Machine Learning Predictions for Assessing Hard-to-Place Deceased Donor Kidneys.

RATIONALE & OBJECTIVE: Nearly 20% of deceased donor kidneys in the United States are placed "out-of-sequence" (ie, outside of standard allocation rules). The rationale for out-of-sequence placements is to expedite placement of kidneys at risk of nonuse. We aimed to (1) develop machine learning (ML) models to predict the risk of kidney nonuse over time during the allocation process and (2) use the ML predictions to assess current out-of-sequence placements. STUDY DESIGN: Retrospective cohort study using Organ Procurement and Transplantation Network data. SETTING & PARTICIPANTS: Deceased donors with at least one kidney recovered for transplant between January 1, 2022, and December 31, 2023 (25,785 donors; 51,320 kidneys).
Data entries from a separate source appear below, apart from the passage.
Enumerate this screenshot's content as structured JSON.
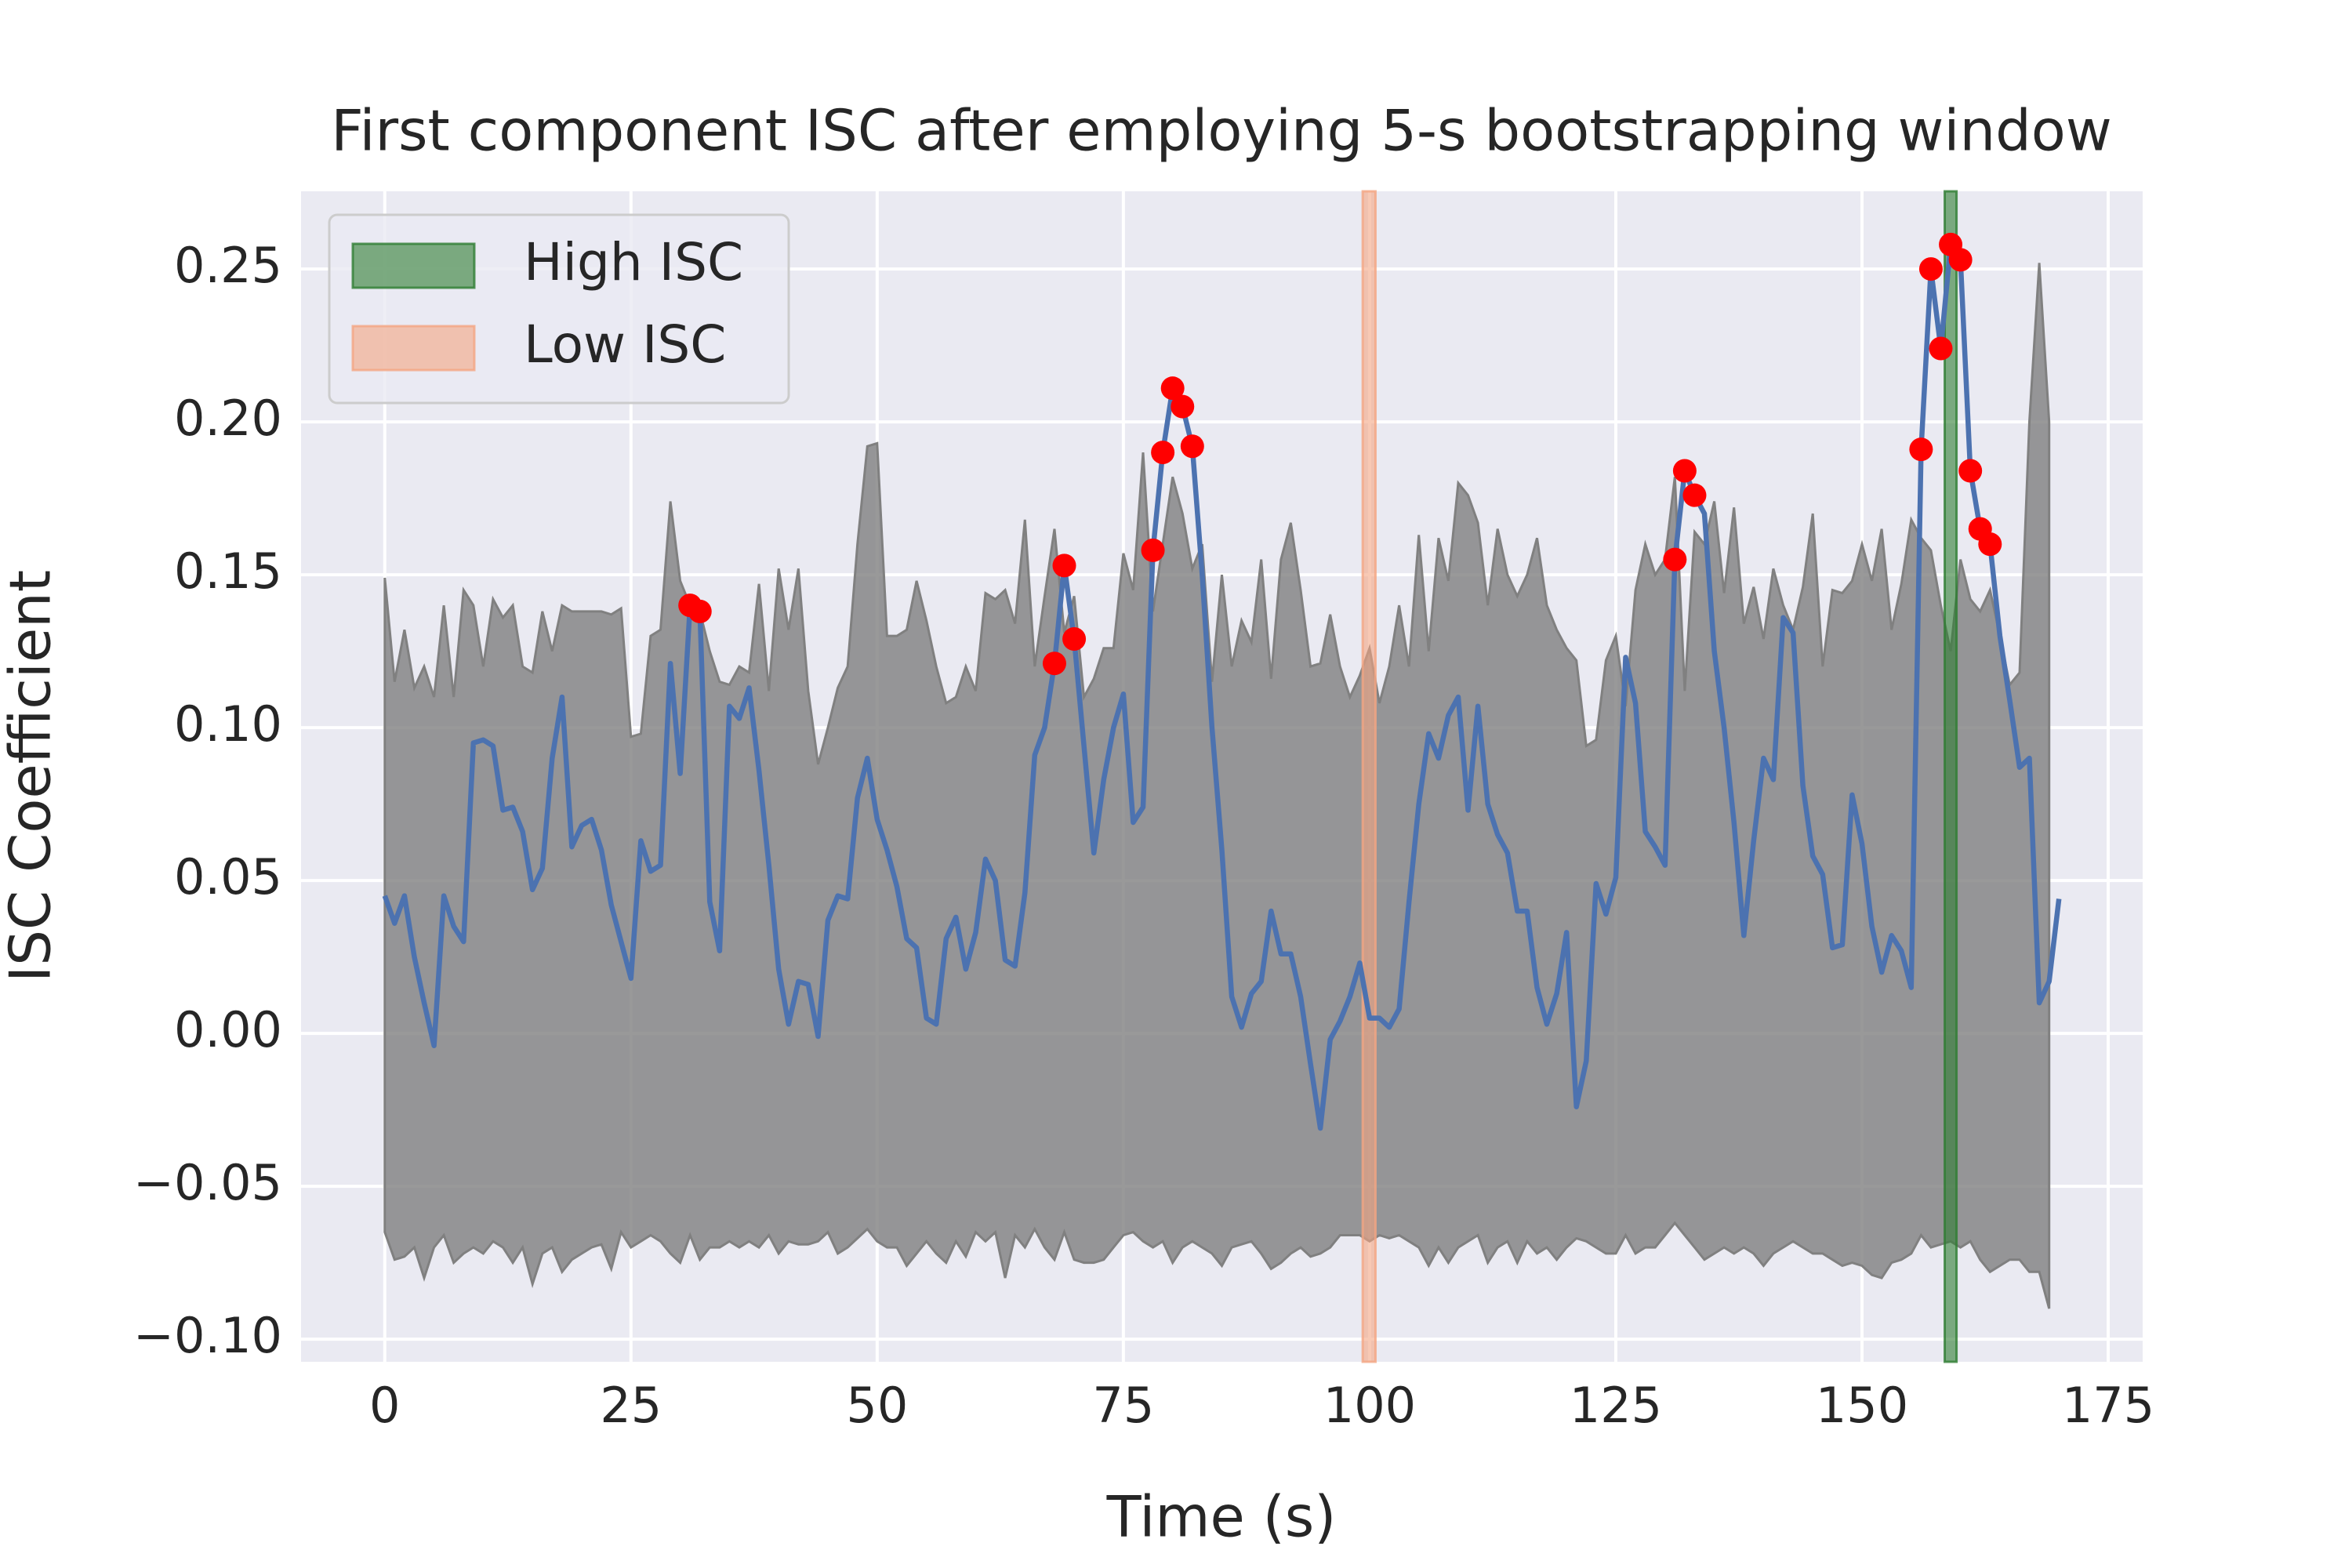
{
  "chart_data": {
    "type": "line",
    "title": "First component ISC after employing 5-s bootstrapping window",
    "x_label": "Time (s)",
    "y_label": "ISC Coefficient",
    "xlim": [
      -8.5,
      178.5
    ],
    "ylim": [
      -0.1074,
      0.2754
    ],
    "xticks": [
      0,
      25,
      50,
      75,
      100,
      125,
      150,
      175
    ],
    "yticks": [
      {
        "value": -0.1,
        "label": "−0.10"
      },
      {
        "value": -0.05,
        "label": "−0.05"
      },
      {
        "value": 0,
        "label": "0.00"
      },
      {
        "value": 0.05,
        "label": "0.05"
      },
      {
        "value": 0.1,
        "label": "0.10"
      },
      {
        "value": 0.15,
        "label": "0.15"
      },
      {
        "value": 0.2,
        "label": "0.20"
      },
      {
        "value": 0.25,
        "label": "0.25"
      }
    ],
    "grid": true,
    "legend": "upper left",
    "color": "#4c72b0",
    "x": [
      0,
      1,
      2,
      3,
      4,
      5,
      6,
      7,
      8,
      9,
      10,
      11,
      12,
      13,
      14,
      15,
      16,
      17,
      18,
      19,
      20,
      21,
      22,
      23,
      24,
      25,
      26,
      27,
      28,
      29,
      30,
      31,
      32,
      33,
      34,
      35,
      36,
      37,
      38,
      39,
      40,
      41,
      42,
      43,
      44,
      45,
      46,
      47,
      48,
      49,
      50,
      51,
      52,
      53,
      54,
      55,
      56,
      57,
      58,
      59,
      60,
      61,
      62,
      63,
      64,
      65,
      66,
      67,
      68,
      69,
      70,
      71,
      72,
      73,
      74,
      75,
      76,
      77,
      78,
      79,
      80,
      81,
      82,
      83,
      84,
      85,
      86,
      87,
      88,
      89,
      90,
      91,
      92,
      93,
      94,
      95,
      96,
      97,
      98,
      99,
      100,
      101,
      102,
      103,
      104,
      105,
      106,
      107,
      108,
      109,
      110,
      111,
      112,
      113,
      114,
      115,
      116,
      117,
      118,
      119,
      120,
      121,
      122,
      123,
      124,
      125,
      126,
      127,
      128,
      129,
      130,
      131,
      132,
      133,
      134,
      135,
      136,
      137,
      138,
      139,
      140,
      141,
      142,
      143,
      144,
      145,
      146,
      147,
      148,
      149,
      150,
      151,
      152,
      153,
      154,
      155,
      156,
      157,
      158,
      159,
      160,
      161,
      162,
      163,
      164,
      165,
      166,
      167,
      168,
      169,
      170
    ],
    "values": [
      0.045,
      0.036,
      0.045,
      0.025,
      0.01,
      -0.004,
      0.045,
      0.035,
      0.03,
      0.095,
      0.096,
      0.094,
      0.073,
      0.074,
      0.066,
      0.047,
      0.054,
      0.09,
      0.11,
      0.061,
      0.068,
      0.07,
      0.06,
      0.042,
      0.03,
      0.018,
      0.063,
      0.053,
      0.055,
      0.121,
      0.085,
      0.14,
      0.138,
      0.043,
      0.027,
      0.107,
      0.103,
      0.113,
      0.086,
      0.055,
      0.021,
      0.003,
      0.017,
      0.016,
      -0.001,
      0.037,
      0.045,
      0.044,
      0.077,
      0.09,
      0.07,
      0.06,
      0.048,
      0.031,
      0.028,
      0.005,
      0.003,
      0.031,
      0.038,
      0.021,
      0.033,
      0.057,
      0.05,
      0.024,
      0.022,
      0.046,
      0.091,
      0.1,
      0.121,
      0.153,
      0.129,
      0.094,
      0.059,
      0.083,
      0.1,
      0.111,
      0.069,
      0.074,
      0.158,
      0.19,
      0.211,
      0.205,
      0.192,
      0.15,
      0.1,
      0.06,
      0.012,
      0.002,
      0.013,
      0.017,
      0.04,
      0.026,
      0.026,
      0.012,
      -0.01,
      -0.031,
      -0.002,
      0.004,
      0.012,
      0.023,
      0.005,
      0.005,
      0.002,
      0.008,
      0.043,
      0.075,
      0.098,
      0.09,
      0.104,
      0.11,
      0.073,
      0.107,
      0.075,
      0.065,
      0.059,
      0.04,
      0.04,
      0.015,
      0.003,
      0.013,
      0.033,
      -0.024,
      -0.009,
      0.049,
      0.039,
      0.051,
      0.123,
      0.108,
      0.066,
      0.061,
      0.055,
      0.155,
      0.184,
      0.176,
      0.17,
      0.125,
      0.1,
      0.069,
      0.032,
      0.063,
      0.09,
      0.083,
      0.136,
      0.131,
      0.081,
      0.058,
      0.052,
      0.028,
      0.029,
      0.078,
      0.062,
      0.035,
      0.02,
      0.032,
      0.027,
      0.015,
      0.191,
      0.25,
      0.224,
      0.258,
      0.253,
      0.184,
      0.165,
      0.16,
      0.13,
      0.109,
      0.087,
      0.09,
      0.01,
      0.017,
      0.044
    ],
    "band": {
      "color": "#808080",
      "upper": [
        0.149,
        0.115,
        0.132,
        0.113,
        0.12,
        0.11,
        0.14,
        0.11,
        0.145,
        0.14,
        0.12,
        0.142,
        0.136,
        0.14,
        0.12,
        0.118,
        0.138,
        0.125,
        0.14,
        0.138,
        0.138,
        0.138,
        0.138,
        0.137,
        0.139,
        0.097,
        0.098,
        0.13,
        0.132,
        0.174,
        0.148,
        0.14,
        0.138,
        0.125,
        0.115,
        0.114,
        0.12,
        0.118,
        0.147,
        0.112,
        0.152,
        0.132,
        0.152,
        0.112,
        0.088,
        0.1,
        0.113,
        0.12,
        0.16,
        0.192,
        0.193,
        0.13,
        0.13,
        0.132,
        0.148,
        0.135,
        0.12,
        0.108,
        0.11,
        0.12,
        0.112,
        0.144,
        0.142,
        0.145,
        0.134,
        0.168,
        0.12,
        0.143,
        0.165,
        0.131,
        0.143,
        0.11,
        0.116,
        0.126,
        0.126,
        0.157,
        0.145,
        0.19,
        0.138,
        0.16,
        0.182,
        0.17,
        0.152,
        0.16,
        0.115,
        0.15,
        0.12,
        0.135,
        0.128,
        0.155,
        0.116,
        0.155,
        0.167,
        0.145,
        0.12,
        0.121,
        0.137,
        0.12,
        0.11,
        0.117,
        0.126,
        0.108,
        0.12,
        0.14,
        0.12,
        0.163,
        0.125,
        0.162,
        0.148,
        0.18,
        0.176,
        0.167,
        0.14,
        0.165,
        0.15,
        0.143,
        0.15,
        0.162,
        0.14,
        0.132,
        0.126,
        0.122,
        0.094,
        0.096,
        0.122,
        0.13,
        0.107,
        0.145,
        0.16,
        0.15,
        0.155,
        0.182,
        0.112,
        0.164,
        0.16,
        0.174,
        0.144,
        0.172,
        0.134,
        0.146,
        0.129,
        0.152,
        0.14,
        0.132,
        0.146,
        0.17,
        0.12,
        0.145,
        0.144,
        0.148,
        0.16,
        0.148,
        0.165,
        0.132,
        0.147,
        0.168,
        0.162,
        0.158,
        0.14,
        0.125,
        0.155,
        0.142,
        0.138,
        0.145,
        0.13,
        0.114,
        0.118,
        0.2,
        0.252,
        0.2,
        null
      ],
      "lower": [
        -0.065,
        -0.074,
        -0.073,
        -0.07,
        -0.08,
        -0.07,
        -0.066,
        -0.075,
        -0.072,
        -0.07,
        -0.072,
        -0.068,
        -0.07,
        -0.075,
        -0.07,
        -0.082,
        -0.072,
        -0.07,
        -0.078,
        -0.074,
        -0.072,
        -0.07,
        -0.069,
        -0.077,
        -0.065,
        -0.07,
        -0.068,
        -0.066,
        -0.068,
        -0.072,
        -0.075,
        -0.066,
        -0.074,
        -0.07,
        -0.07,
        -0.068,
        -0.07,
        -0.068,
        -0.07,
        -0.066,
        -0.072,
        -0.068,
        -0.069,
        -0.069,
        -0.068,
        -0.065,
        -0.072,
        -0.07,
        -0.067,
        -0.064,
        -0.068,
        -0.07,
        -0.07,
        -0.076,
        -0.072,
        -0.068,
        -0.072,
        -0.075,
        -0.068,
        -0.073,
        -0.065,
        -0.068,
        -0.065,
        -0.08,
        -0.066,
        -0.07,
        -0.064,
        -0.07,
        -0.074,
        -0.065,
        -0.074,
        -0.075,
        -0.075,
        -0.074,
        -0.07,
        -0.066,
        -0.065,
        -0.068,
        -0.07,
        -0.068,
        -0.075,
        -0.07,
        -0.068,
        -0.07,
        -0.072,
        -0.076,
        -0.07,
        -0.069,
        -0.068,
        -0.072,
        -0.077,
        -0.075,
        -0.072,
        -0.07,
        -0.073,
        -0.072,
        -0.07,
        -0.066,
        -0.066,
        -0.066,
        -0.068,
        -0.066,
        -0.067,
        -0.066,
        -0.068,
        -0.07,
        -0.076,
        -0.07,
        -0.075,
        -0.07,
        -0.068,
        -0.066,
        -0.075,
        -0.07,
        -0.068,
        -0.075,
        -0.068,
        -0.072,
        -0.07,
        -0.074,
        -0.07,
        -0.067,
        -0.068,
        -0.07,
        -0.072,
        -0.072,
        -0.066,
        -0.072,
        -0.07,
        -0.07,
        -0.066,
        -0.062,
        -0.066,
        -0.07,
        -0.074,
        -0.072,
        -0.07,
        -0.072,
        -0.07,
        -0.072,
        -0.076,
        -0.072,
        -0.07,
        -0.068,
        -0.07,
        -0.072,
        -0.072,
        -0.074,
        -0.076,
        -0.075,
        -0.076,
        -0.079,
        -0.08,
        -0.075,
        -0.074,
        -0.072,
        -0.066,
        -0.07,
        -0.069,
        -0.068,
        -0.07,
        -0.068,
        -0.074,
        -0.078,
        -0.076,
        -0.074,
        -0.074,
        -0.078,
        -0.078,
        -0.09,
        null
      ]
    },
    "points": {
      "color": "#ff0000",
      "x": [
        31,
        32,
        68,
        69,
        70,
        78,
        79,
        80,
        81,
        82,
        131,
        132,
        133,
        156,
        157,
        158,
        159,
        160,
        161,
        162,
        163
      ],
      "values": [
        0.14,
        0.138,
        0.121,
        0.153,
        0.129,
        0.158,
        0.19,
        0.211,
        0.205,
        0.192,
        0.155,
        0.184,
        0.176,
        0.191,
        0.25,
        0.224,
        0.258,
        0.253,
        0.184,
        0.165,
        0.16
      ]
    },
    "spans": [
      {
        "name": "High ISC",
        "color": "#2e7d32",
        "x": [
          158.4,
          159.6
        ]
      },
      {
        "name": "Low ISC",
        "color": "#f4a582",
        "x": [
          99.3,
          100.6
        ]
      }
    ]
  }
}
PREDICTOR: Clinical information available at distinct time points throughout the allocation process (donor medical history, biopsy, and center refusal patterns). OUTCOME: Probability of kidney nonuse. ANALYTICAL APPROACH: We trained ML models, evaluating area under the receiver operating characteristic curve, accuracy, and other metrics. Feature importance was assessed using Gini impurity. We compared predicted nonuse probabilities across kidneys by outcome (in-sequence, out-of-sequence, not used), conditioned on the Kidney Donor Profile Index (KDPI). RESULTS: Adding refusal information up to clamp time performs better than a model that uses biopsy but no refusal information (area under the receiver operating characteristic curve 0.90 vs 0.88). Center refusal information by time of prediction was among the most important predictors. Donors with out-of-sequence placements had intermediate predicted nonuse probabilities between donors with in-sequence placements and donors with unused kidneys. ML models were able to discriminate hard-to-place kidneys within each KDPI strata. LIMITATIONS: Incomplete data on out-of-sequence placements. CONCLUSIONS: ML can identify kidneys at high risk of nonuse before biopsy data become available and better than the KDPI. Overall, ML can provide real-time, data-driven tools to identify hard-to-place kidneys, offer a standardized and transparent way to guide accelerated placement and evaluate current practices, and ultimately reduce organ wastage.